Positive thinking about aging may protect against dementia. A new research suggests that people with a positive belief towards aging may be less likely to develop dementia.
A certain gene called ApoE which raises the risk for dementia is considered by many to be the primary genetic risk factor.
Researchers found that Study participants with positive beliefs about aging had a nearly 44 percent lower risk of developing dementia than those with negative beliefs.
However, the study only shows an association between people’s beliefs and their dementia risk, according to director of scientific programs and outreach for the Alzheimer’s Association, Keith Fargo.
Previous research has shown that attitudes towards growing age may influence cognitive performance because they impact stress levels.
Becca Levy, a professor at the Yale School of Public Health and team looked at 4,765 dementia-free adults at the beginning of their study. 26 percent of participants had an E4 variant of the ApoE gene and 91 percent of them were white. Their attitudes toward age were assessed by asking them a standard set of questions.
For instance, they were asked questions like “The older I get, the more useless I feel.” Levy and team analyzed them for a period of 4 years.

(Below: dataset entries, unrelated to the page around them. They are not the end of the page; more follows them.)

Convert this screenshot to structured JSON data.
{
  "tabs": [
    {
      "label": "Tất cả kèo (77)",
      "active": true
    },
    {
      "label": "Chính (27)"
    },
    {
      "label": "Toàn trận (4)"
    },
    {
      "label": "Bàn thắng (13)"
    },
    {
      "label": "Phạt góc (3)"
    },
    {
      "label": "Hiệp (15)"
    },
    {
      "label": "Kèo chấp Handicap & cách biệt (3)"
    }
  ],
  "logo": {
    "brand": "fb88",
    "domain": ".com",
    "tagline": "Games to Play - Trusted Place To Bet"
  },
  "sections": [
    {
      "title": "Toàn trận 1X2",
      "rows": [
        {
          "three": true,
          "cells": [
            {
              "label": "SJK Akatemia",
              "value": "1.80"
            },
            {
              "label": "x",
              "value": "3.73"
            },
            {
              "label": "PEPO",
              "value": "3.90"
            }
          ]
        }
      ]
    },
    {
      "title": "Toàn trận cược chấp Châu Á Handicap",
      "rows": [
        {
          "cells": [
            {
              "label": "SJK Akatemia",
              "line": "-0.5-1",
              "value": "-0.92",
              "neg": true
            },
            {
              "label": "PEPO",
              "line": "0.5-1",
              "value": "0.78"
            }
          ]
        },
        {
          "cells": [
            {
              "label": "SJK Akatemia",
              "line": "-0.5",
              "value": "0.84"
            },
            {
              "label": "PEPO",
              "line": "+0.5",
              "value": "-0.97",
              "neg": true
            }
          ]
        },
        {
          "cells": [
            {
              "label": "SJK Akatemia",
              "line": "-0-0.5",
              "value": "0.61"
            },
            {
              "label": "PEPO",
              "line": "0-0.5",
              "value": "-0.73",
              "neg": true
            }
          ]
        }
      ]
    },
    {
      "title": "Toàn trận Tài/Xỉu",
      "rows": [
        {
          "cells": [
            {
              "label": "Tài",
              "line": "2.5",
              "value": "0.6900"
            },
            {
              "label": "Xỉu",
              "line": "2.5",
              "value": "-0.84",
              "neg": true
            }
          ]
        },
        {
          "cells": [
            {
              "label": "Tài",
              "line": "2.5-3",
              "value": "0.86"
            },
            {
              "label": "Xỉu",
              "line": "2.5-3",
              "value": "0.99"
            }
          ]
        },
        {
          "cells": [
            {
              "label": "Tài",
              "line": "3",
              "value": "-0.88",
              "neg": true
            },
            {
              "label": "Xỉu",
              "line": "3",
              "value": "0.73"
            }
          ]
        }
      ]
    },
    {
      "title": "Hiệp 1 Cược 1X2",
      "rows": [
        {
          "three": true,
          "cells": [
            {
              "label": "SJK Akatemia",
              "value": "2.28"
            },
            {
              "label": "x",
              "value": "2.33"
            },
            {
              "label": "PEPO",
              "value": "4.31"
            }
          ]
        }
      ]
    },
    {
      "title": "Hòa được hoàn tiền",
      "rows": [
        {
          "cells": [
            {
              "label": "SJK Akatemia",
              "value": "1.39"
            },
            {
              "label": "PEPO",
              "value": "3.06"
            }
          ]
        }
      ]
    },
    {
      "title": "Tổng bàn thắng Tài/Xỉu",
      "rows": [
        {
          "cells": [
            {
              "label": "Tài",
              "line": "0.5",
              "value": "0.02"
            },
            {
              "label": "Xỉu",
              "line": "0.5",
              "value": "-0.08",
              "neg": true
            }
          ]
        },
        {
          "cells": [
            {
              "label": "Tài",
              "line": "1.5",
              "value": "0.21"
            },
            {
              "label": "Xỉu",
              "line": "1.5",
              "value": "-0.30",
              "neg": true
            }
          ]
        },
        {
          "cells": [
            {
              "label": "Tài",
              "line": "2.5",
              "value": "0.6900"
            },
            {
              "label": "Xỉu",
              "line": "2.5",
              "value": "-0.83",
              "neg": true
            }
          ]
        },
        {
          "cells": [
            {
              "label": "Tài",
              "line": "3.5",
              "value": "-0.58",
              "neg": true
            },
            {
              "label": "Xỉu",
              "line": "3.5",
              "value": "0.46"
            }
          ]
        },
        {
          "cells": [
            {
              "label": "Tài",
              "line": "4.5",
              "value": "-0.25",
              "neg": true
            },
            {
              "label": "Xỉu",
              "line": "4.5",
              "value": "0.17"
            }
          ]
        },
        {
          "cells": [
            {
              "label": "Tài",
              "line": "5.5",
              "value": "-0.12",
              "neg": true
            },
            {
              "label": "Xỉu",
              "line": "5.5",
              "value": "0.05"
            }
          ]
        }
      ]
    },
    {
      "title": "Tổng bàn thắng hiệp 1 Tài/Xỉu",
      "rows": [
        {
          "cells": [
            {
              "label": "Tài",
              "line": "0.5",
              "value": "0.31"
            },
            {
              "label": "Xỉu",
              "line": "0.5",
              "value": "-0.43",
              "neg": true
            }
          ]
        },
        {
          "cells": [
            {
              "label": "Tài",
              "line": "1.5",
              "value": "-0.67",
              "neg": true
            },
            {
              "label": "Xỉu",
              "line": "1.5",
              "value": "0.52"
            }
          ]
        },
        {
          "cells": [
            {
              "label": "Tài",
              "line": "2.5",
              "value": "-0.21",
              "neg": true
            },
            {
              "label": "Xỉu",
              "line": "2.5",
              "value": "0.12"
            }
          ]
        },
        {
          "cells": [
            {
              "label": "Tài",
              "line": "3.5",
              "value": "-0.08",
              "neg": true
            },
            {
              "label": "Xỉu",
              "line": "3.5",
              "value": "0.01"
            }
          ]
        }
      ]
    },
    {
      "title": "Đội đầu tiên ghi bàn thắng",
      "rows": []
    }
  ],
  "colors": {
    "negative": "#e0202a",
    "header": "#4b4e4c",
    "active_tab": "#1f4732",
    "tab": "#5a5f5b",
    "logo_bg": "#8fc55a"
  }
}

They found that among those that had the ApoE E4 genetic variant, 49.8 percent, people with positive attitudes towards age were less likely to develop dementia than those with negative age attitude.
Levy said, “The results of this study suggest that positive thinking about aging, and beliefs which are modifiable and have been found to reduce stress, can act as a protective factor, even for older individuals at high risk of dementia.”